Engagement requires blended facilitation: many methods, co-design, and time

Katie Bacon, director of Online Youth Outreach, has been delivering social media training for over four years across the UK, and responded to a request for a contribution to our exploration into how digital technologies can support young people to engage socially and economically with their communities. Katie advocates co-designing any processes, and a blend of methods. One size doesn’t fit all.
Each person attending the meeting has been invited to pre-pare a blog or questions to share. I wanted to blog about – Blended facilitation: Participative engagement of target audience (young people, colleagues, stakeholders, or community members) in highly productive conversations, whether face-to-face and remote, by applying the right facilitation technology and tools at the right time.
So in simple words – involve people who you want to talk to in the planning, development and delivery stages. Offer training and TIME to allow people to gain, rehearse and feel confident in co-facilitating. Be creative and realistic about what appeals and engages your audience i.e. music, drama, quiet space to talk, art, blogs, reports. online forums. voting, sharing comments under pictures, capturing film content. Again you need to offer training, guidance in bite size portions to allow people to ‘play’ and then express themselves. Need clear boundaries to keep everyone safe physically and psychologically.
In my view, blended facilitation is a continuous process. It starts at the point of an idea and or conversation taking place during a youth work session, staff meeting, conversation in a coffee room or in a work car park. Capturing the offline dialogue and translating that online (tweet, audio or mobile recording , facebook status update, photo or scribbled notes, sharing a web-link of an article that sparked the idea) to share with other people who may be interested or know someone else or an organisation who may have information, contacts, funding or training opportunities to help the idea flourish and grow.
Being consistent in uploading and sharing content along the journey to the end goal.
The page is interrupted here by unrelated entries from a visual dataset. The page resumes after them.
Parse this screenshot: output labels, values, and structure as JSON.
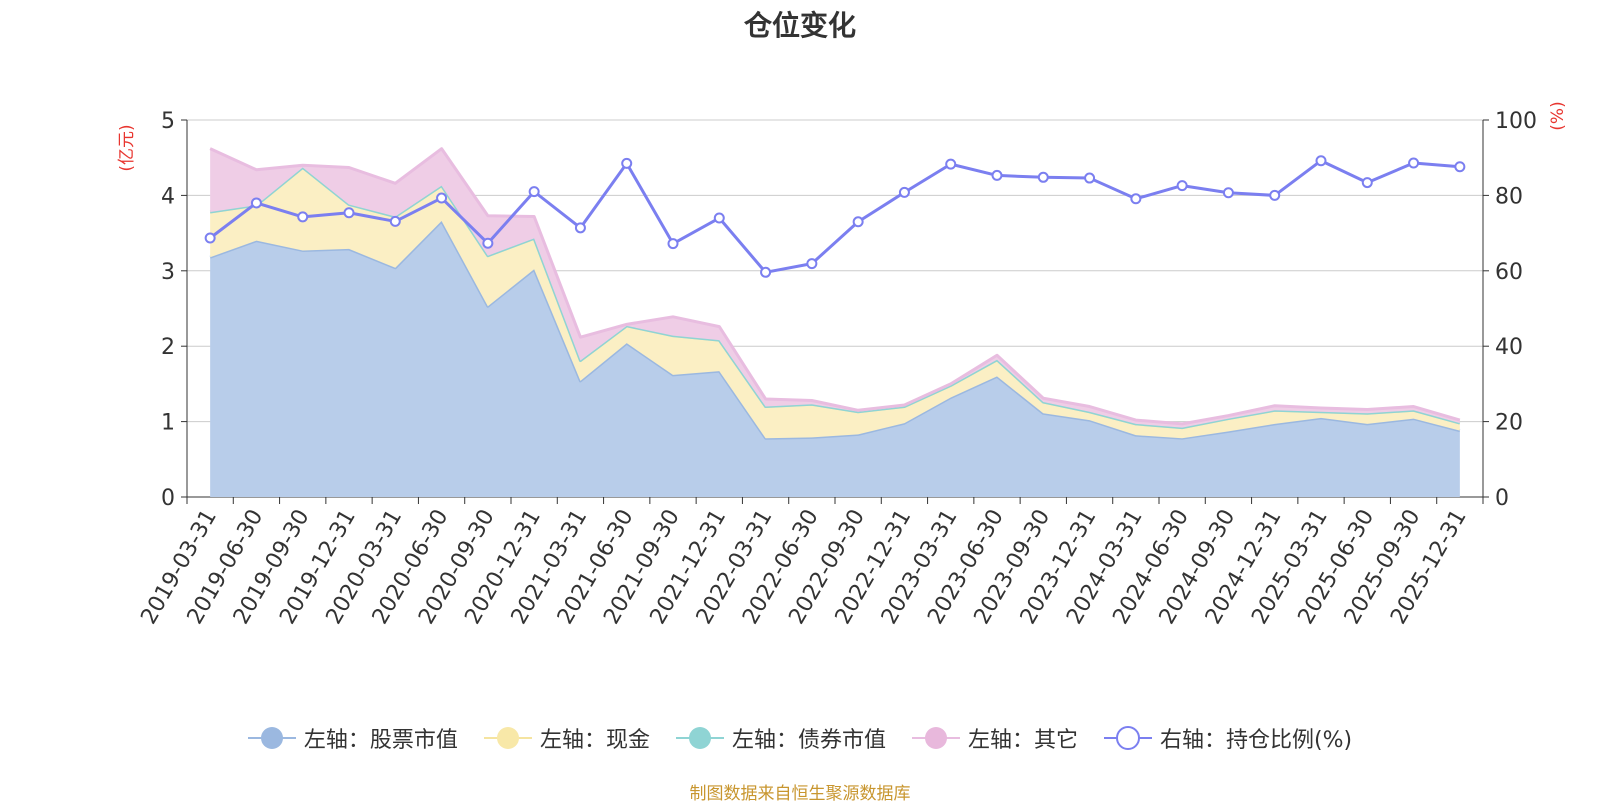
{
  "chart_data": {
    "type": "area",
    "title": "仓位变化",
    "left_axis_unit": "(亿元)",
    "right_axis_unit": "(%)",
    "ylim_left": [
      0,
      5
    ],
    "ylim_right": [
      0,
      100
    ],
    "yticks_left": [
      "0",
      "1",
      "2",
      "3",
      "4",
      "5"
    ],
    "yticks_right": [
      "0",
      "20",
      "40",
      "60",
      "80",
      "100"
    ],
    "categories": [
      "2019-03-31",
      "2019-06-30",
      "2019-09-30",
      "2019-12-31",
      "2020-03-31",
      "2020-06-30",
      "2020-09-30",
      "2020-12-31",
      "2021-03-31",
      "2021-06-30",
      "2021-09-30",
      "2021-12-31",
      "2022-03-31",
      "2022-06-30",
      "2022-09-30",
      "2022-12-31",
      "2023-03-31",
      "2023-06-30",
      "2023-09-30",
      "2023-12-31",
      "2024-03-31",
      "2024-06-30",
      "2024-09-30",
      "2024-12-31",
      "2025-03-31",
      "2025-06-30",
      "2025-09-30",
      "2025-12-31"
    ],
    "stacked_series": [
      {
        "name": "左轴：股票市值",
        "color": "#9bb8e0",
        "fill": "#b8cdea",
        "values": [
          3.18,
          3.4,
          3.27,
          3.29,
          3.04,
          3.66,
          2.53,
          3.02,
          1.54,
          2.04,
          1.62,
          1.67,
          0.78,
          0.79,
          0.83,
          0.98,
          1.32,
          1.6,
          1.11,
          1.02,
          0.82,
          0.78,
          0.87,
          0.97,
          1.05,
          0.97,
          1.04,
          0.88
        ]
      },
      {
        "name": "左轴：现金",
        "color": "#f5e4a0",
        "fill": "#fbefc4",
        "values": [
          0.6,
          0.47,
          1.1,
          0.59,
          0.68,
          0.47,
          0.67,
          0.41,
          0.27,
          0.23,
          0.52,
          0.41,
          0.42,
          0.44,
          0.3,
          0.22,
          0.16,
          0.22,
          0.15,
          0.11,
          0.15,
          0.14,
          0.17,
          0.18,
          0.08,
          0.14,
          0.11,
          0.1
        ]
      },
      {
        "name": "左轴：债券市值",
        "color": "#8fd4d4",
        "fill": "#b5e4e4",
        "values": [
          0,
          0,
          0,
          0,
          0,
          0,
          0,
          0,
          0,
          0,
          0,
          0,
          0,
          0,
          0,
          0,
          0,
          0,
          0,
          0,
          0,
          0,
          0,
          0,
          0,
          0,
          0,
          0
        ]
      },
      {
        "name": "左轴：其它",
        "color": "#e8bde0",
        "fill": "#efcde6",
        "values": [
          0.84,
          0.47,
          0.03,
          0.49,
          0.44,
          0.49,
          0.53,
          0.29,
          0.31,
          0.02,
          0.25,
          0.18,
          0.1,
          0.05,
          0.02,
          0.02,
          0.02,
          0.06,
          0.05,
          0.07,
          0.05,
          0.05,
          0.04,
          0.06,
          0.05,
          0.05,
          0.05,
          0.04
        ]
      }
    ],
    "line_series": {
      "name": "右轴：持仓比例(%)",
      "color": "#7b7ff0",
      "values": [
        68.7,
        78.0,
        74.3,
        75.4,
        73.1,
        79.3,
        67.3,
        81.0,
        71.4,
        88.5,
        67.2,
        74.0,
        59.6,
        61.9,
        73.0,
        80.8,
        88.3,
        85.3,
        84.8,
        84.6,
        79.1,
        82.6,
        80.7,
        80.0,
        89.2,
        83.4,
        88.6,
        87.6
      ]
    },
    "source": "制图数据来自恒生聚源数据库"
  }
}
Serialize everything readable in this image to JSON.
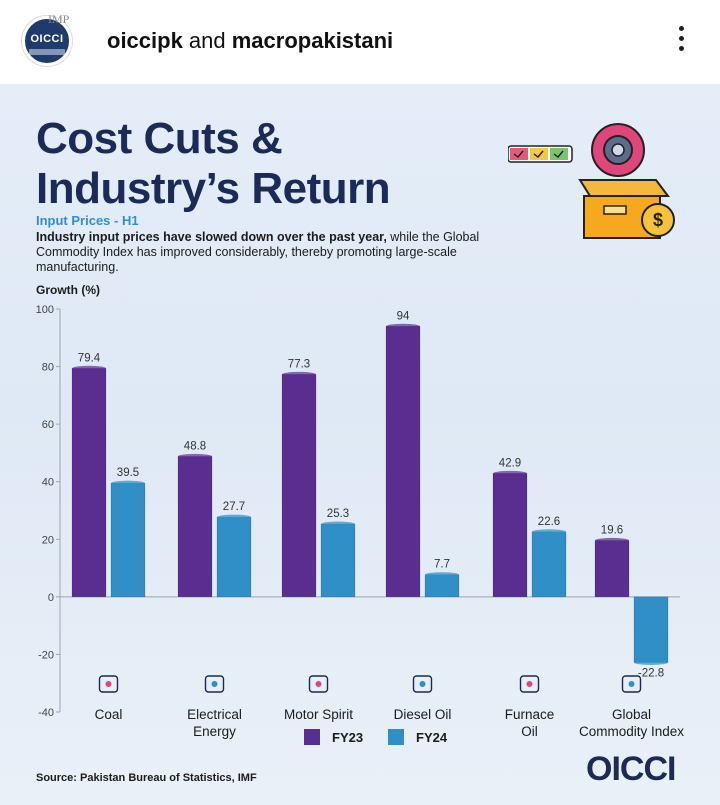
{
  "post": {
    "account_avatar_text": "OICCI",
    "avatar_badge": "IMP",
    "username_a": "oiccipk",
    "username_joiner": " and ",
    "username_b": "macropakistani"
  },
  "infographic": {
    "title": "Cost Cuts &\nIndustry’s Return",
    "subtitle": "Input Prices - H1",
    "description_bold": "Industry input prices have slowed down over the past year,",
    "description_rest": " while the Global Commodity Index has improved considerably, thereby promoting large-scale manufacturing.",
    "source": "Source: Pakistan Bureau of Statistics, IMF",
    "logo": "OICCI"
  },
  "colors": {
    "fy23": "#5a2d91",
    "fy24": "#2f8fc6",
    "title": "#1b2a56",
    "accent": "#2f8fd3"
  },
  "chart_data": {
    "type": "bar",
    "ylabel": "Growth (%)",
    "ylim": [
      -40,
      100
    ],
    "yticks": [
      -40,
      -20,
      0,
      20,
      40,
      60,
      80,
      100
    ],
    "categories": [
      [
        "Coal"
      ],
      [
        "Electrical",
        "Energy"
      ],
      [
        "Motor Spirit"
      ],
      [
        "Diesel Oil"
      ],
      [
        "Furnace",
        "Oil"
      ],
      [
        "Global",
        "Commodity Index"
      ]
    ],
    "category_icons": [
      "coal-cart-icon",
      "power-tower-icon",
      "fuel-pump-icon",
      "oil-can-icon",
      "furnace-icon",
      "globe-icon"
    ],
    "series": [
      {
        "name": "FY23",
        "values": [
          79.4,
          48.8,
          77.3,
          94,
          42.9,
          19.6
        ]
      },
      {
        "name": "FY24",
        "values": [
          39.5,
          27.7,
          25.3,
          7.7,
          22.6,
          -22.8
        ]
      }
    ],
    "legend_position": "bottom-center",
    "grid": false
  }
}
Supporting people to micro-blog, create a photos storyboard, capture a discussion on camera and/or posting extracts from tweet #tag feeds. Throughout this process ‘reaching out’ to the people who can make change in local communities ie. Parent(s), community members, local MPs, District council members, senior managers of local educational boards, head teachers. Again, you need to share, show and support people how to access, use and be creative with digital tools i.e. parent(s) may not know how to tweet, a MP may have never logged onto a forum and posted a response, a head teacher may not know what a popcast is.
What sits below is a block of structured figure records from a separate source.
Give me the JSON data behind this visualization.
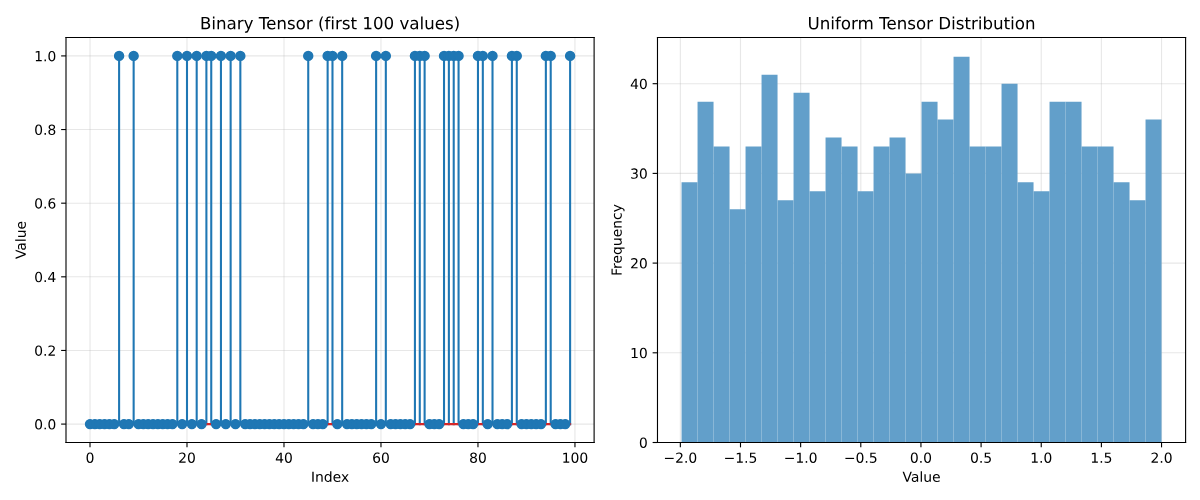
{
  "chart_data": [
    {
      "type": "lollipop",
      "title": "Binary Tensor (first 100 values)",
      "xlabel": "Index",
      "ylabel": "Value",
      "x": [
        0,
        1,
        2,
        3,
        4,
        5,
        6,
        7,
        8,
        9,
        10,
        11,
        12,
        13,
        14,
        15,
        16,
        17,
        18,
        19,
        20,
        21,
        22,
        23,
        24,
        25,
        26,
        27,
        28,
        29,
        30,
        31,
        32,
        33,
        34,
        35,
        36,
        37,
        38,
        39,
        40,
        41,
        42,
        43,
        44,
        45,
        46,
        47,
        48,
        49,
        50,
        51,
        52,
        53,
        54,
        55,
        56,
        57,
        58,
        59,
        60,
        61,
        62,
        63,
        64,
        65,
        66,
        67,
        68,
        69,
        70,
        71,
        72,
        73,
        74,
        75,
        76,
        77,
        78,
        79,
        80,
        81,
        82,
        83,
        84,
        85,
        86,
        87,
        88,
        89,
        90,
        91,
        92,
        93,
        94,
        95,
        96,
        97,
        98,
        99
      ],
      "values": [
        0,
        0,
        0,
        0,
        0,
        0,
        1,
        0,
        0,
        1,
        0,
        0,
        0,
        0,
        0,
        0,
        0,
        0,
        1,
        0,
        1,
        0,
        1,
        0,
        1,
        1,
        0,
        1,
        0,
        1,
        0,
        1,
        0,
        0,
        0,
        0,
        0,
        0,
        0,
        0,
        0,
        0,
        0,
        0,
        0,
        1,
        0,
        0,
        0,
        1,
        1,
        0,
        1,
        0,
        0,
        0,
        0,
        0,
        0,
        1,
        0,
        1,
        0,
        0,
        0,
        0,
        0,
        1,
        1,
        1,
        0,
        0,
        0,
        1,
        1,
        1,
        1,
        0,
        0,
        0,
        1,
        1,
        0,
        1,
        0,
        0,
        0,
        1,
        1,
        0,
        0,
        0,
        0,
        0,
        1,
        1,
        0,
        0,
        0,
        1
      ],
      "color": "#1f77b4",
      "marker": "circle",
      "ref_lines": [
        {
          "axis": "y",
          "value": 0,
          "color": "#d62728"
        }
      ],
      "xlim": [
        -4.95,
        103.95
      ],
      "xticks": [
        0,
        20,
        40,
        60,
        80,
        100
      ],
      "ylim": [
        -0.05,
        1.05
      ],
      "yticks": [
        {
          "value": 0,
          "label": "0.0"
        },
        0.2,
        0.4,
        0.6,
        0.8,
        {
          "value": 1,
          "label": "1.0"
        }
      ],
      "grid": true
    },
    {
      "type": "histogram",
      "title": "Uniform Tensor Distribution",
      "xlabel": "Value",
      "ylabel": "Frequency",
      "bins": [
        -1.99,
        -1.857,
        -1.724,
        -1.591,
        -1.458,
        -1.325,
        -1.192,
        -1.059,
        -0.926,
        -0.793,
        -0.66,
        -0.527,
        -0.394,
        -0.261,
        -0.128,
        0.005,
        0.138,
        0.271,
        0.404,
        0.537,
        0.67,
        0.803,
        0.936,
        1.069,
        1.202,
        1.335,
        1.468,
        1.601,
        1.734,
        1.867,
        2.0
      ],
      "values": [
        29,
        38,
        33,
        26,
        33,
        41,
        27,
        39,
        28,
        34,
        33,
        28,
        33,
        34,
        30,
        38,
        36,
        43,
        33,
        33,
        40,
        29,
        28,
        38,
        38,
        33,
        33,
        29,
        27,
        36
      ],
      "color": "#629fca",
      "xlim": [
        -2.19,
        2.2
      ],
      "xticks": [
        {
          "value": -2.0,
          "label": "−2.0"
        },
        {
          "value": -1.5,
          "label": "−1.5"
        },
        {
          "value": -1.0,
          "label": "−1.0"
        },
        {
          "value": -0.5,
          "label": "−0.5"
        },
        {
          "value": 0.0,
          "label": "0.0"
        },
        {
          "value": 0.5,
          "label": "0.5"
        },
        {
          "value": 1.0,
          "label": "1.0"
        },
        {
          "value": 1.5,
          "label": "1.5"
        },
        {
          "value": 2.0,
          "label": "2.0"
        }
      ],
      "ylim": [
        0,
        45.15
      ],
      "yticks": [
        0,
        10,
        20,
        30,
        40
      ],
      "grid": true
    }
  ]
}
The key element in my view is not to impose new ideas or change but to understand the ‘starting point’ to the situation/challenge for the young person, young people, community members, colleagues, managers, council members, funders etc. Currently we are facing huge challenges that we as a collective need to deconstruct, understand and collaboratively form responses to high unemployment rates, sexual abuse of children and young people (NSPCC), isolation and negative portray of young people by main stream media, escalation of self harm & poor mental health in young people.
Blended facilitation requires me, you, us to ask:

  • What questions are they asking?
  • What is value base/boundaries for each person? Group? Community?
  • What conflict, misunderstanding have or could take place?
  • Are they interested?
  • What does success look like for each person? Group? Community?
  • What elements are capturing their interest?
  • What are their concerns/worst case scenarios going around their head?
  • What training/resources do they need?
  • Who do they trust?
  • How do they want to express their views?

I have been delivering social media training for over 4 years across the UK and typically organisations and practitioners are seeking a ‘one-fit-for-all’ solution to using social media. That is unrealistic and is discriminative to those who need different digital communication models, support or information. As practitioners we need to reflect and critically analyses our interpretation(s) and understanding of young peoples views and aspirations to build inclusive healthier and economically viable society. The challenge is have any of us lived or experienced that society. What is nirvana to a young person?
I am excited about the upcoming meeting and spending time listening and hearing various ideas that will bounce around the room to tackle the complexities that young people across the UK are experiencing.